Nevada Governor Asks All Non-Essential Business To Close

"It's Just Common Sense"- Governor

RADIO.COM Staff
March 19, 2020 - 5:30 am
Nevada Closed

LAS VEGAS, NV (KXNT) - In an unprecedented, although not entirely surprising move, Nevada Gov. Steve Sisolak on Tuesday ordered an immediate sweeping closure of all non-essential businesses statewide, including hotels and casinos.

The order, announced during a news conference at Las Vegas’ Grant Sawyer Building, is the boldest step Sisolak has taken to slow the spread of COVID-19, coming on the heels of his March 15 mandate to close schools statewide.

As a result, hotels, casinos, bars, eateries, beauty shops,  movie theaters, shopping centers, and malls must close their doors for 30 days.
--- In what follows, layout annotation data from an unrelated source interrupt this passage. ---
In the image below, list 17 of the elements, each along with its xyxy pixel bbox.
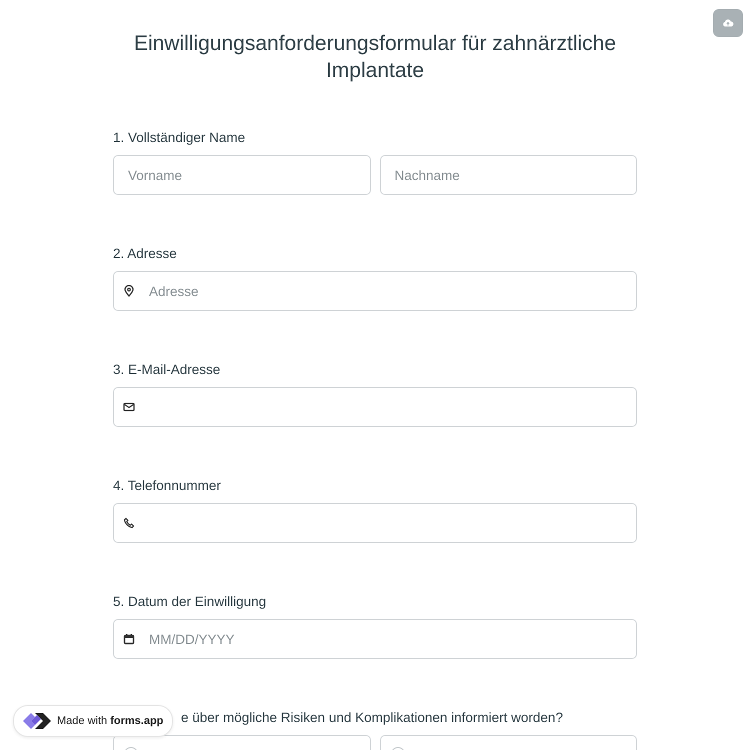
badge-text: Made with forms.app — [57, 715, 164, 727]
input-field[interactable]: Nachname — [380, 155, 637, 195]
question-label: e über mögliche Risiken und Komplikationen informiert worden? — [181, 709, 563, 726]
form-title: Einwilligungsanforderungsformular für zahnärztliche Implantate — [132, 31, 618, 84]
cloud-upload-button[interactable] — [713, 9, 743, 37]
input-field[interactable]: MM/DD/YYYY — [113, 619, 637, 659]
input-field[interactable] — [113, 503, 637, 543]
question-label: 3. E-Mail-Adresse — [113, 361, 222, 378]
question-label: 1. Vollständiger Name — [113, 129, 246, 146]
made-with-badge[interactable]: Made with forms.app — [13, 705, 174, 737]
input-field[interactable]: Adresse — [113, 271, 637, 311]
question-label: 5. Datum der Einwilligung — [113, 593, 268, 610]
input-field[interactable] — [113, 387, 637, 427]
cloud-upload-icon — [722, 18, 734, 28]
input-field[interactable]: Vorname — [113, 155, 370, 195]
question-label: 2. Adresse — [113, 245, 178, 262]
question-label: 4. Telefonnummer — [113, 477, 222, 494]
Pharmacies and grocery stores, which have been overwhelmed by panic-stricken consumers, will be allowed to remain open; and restaurants that are closing their dining rooms must transition to curbside delivery options. 

“If your business brings people together, it should not be open,” Sisolak said, explaining that gaming devices, including slot machines at bars and grocery stores, were to be turned off by midnight. Businesses were expected to close by noon Wednesday.

Essential business that will remain in operation include fire and police departments, banks, hospitals, pharmacies, urgent care facilities, and doctor’s offices. 

“In order for those who need critical care to be able to receive it, the rest of us have to do our part,” the governor said, imploring Nevadans not to risk their health or the health of others by engaging in social activities such as sleepovers, play dates, and outings with friends.

The order, Sisolak explained, was intended to end public gatherings, and at many times during the news conference, he appeared frustrated that appeals for “social distancing” were being ignored.

“You are being told not to go out. You are being told not to go out,” Sisolak repeated. “You owe it to first responders to listen to that directive.”

Several of the state’s largest gaming companies had already closed for business or were in the process of closing prior to Sisolak’s news conference. MGM Resorts International and Wynn Resorts announced on Sunday that the companies would shutter their Nevada properties. On Tuesday, Las Vegas Sands Corporation followed suit with the announced closures of the Venetian and Palazzo resorts and Las Vegas Sands Convention Center.

Though some gaming companies, including Caesars Entertainment Corporation and Boyd Gaming, sought to weather the storm and remain open, Sisolak’s order supersedes those decisions.

“My ultimate goal here is to come together as Nevadans, to save lives,” he said.

Clark County on Tuesday informed residents that nearly all county government buildings would be closed until further notice. McCarran International Airport, University Medical Center, and the County Marriage License Bureau would remain open, although the latter would be operating with reduced hours. The Clark County School District, the nation’s fifth-largest school district, as well as all Nevada schools, are closed until at least April 6.

Las Vegas Mayor Carolyn Goodman, who last week condemned media coverage of the pandemic, declared a state of emergency in the city, and the state has launched a new Nevada Health Response website to keep the public up to date on developments surrounding the COVID-19 pandemic.  

To promote the website, Sisolak touted a sign at his news conference – a play on the state slogan “Home Means Nevada” – which read “Stay Home For Nevada.”

Nevada now has 69 confirmed cases of COVID-19. One person has died as a result of the virus.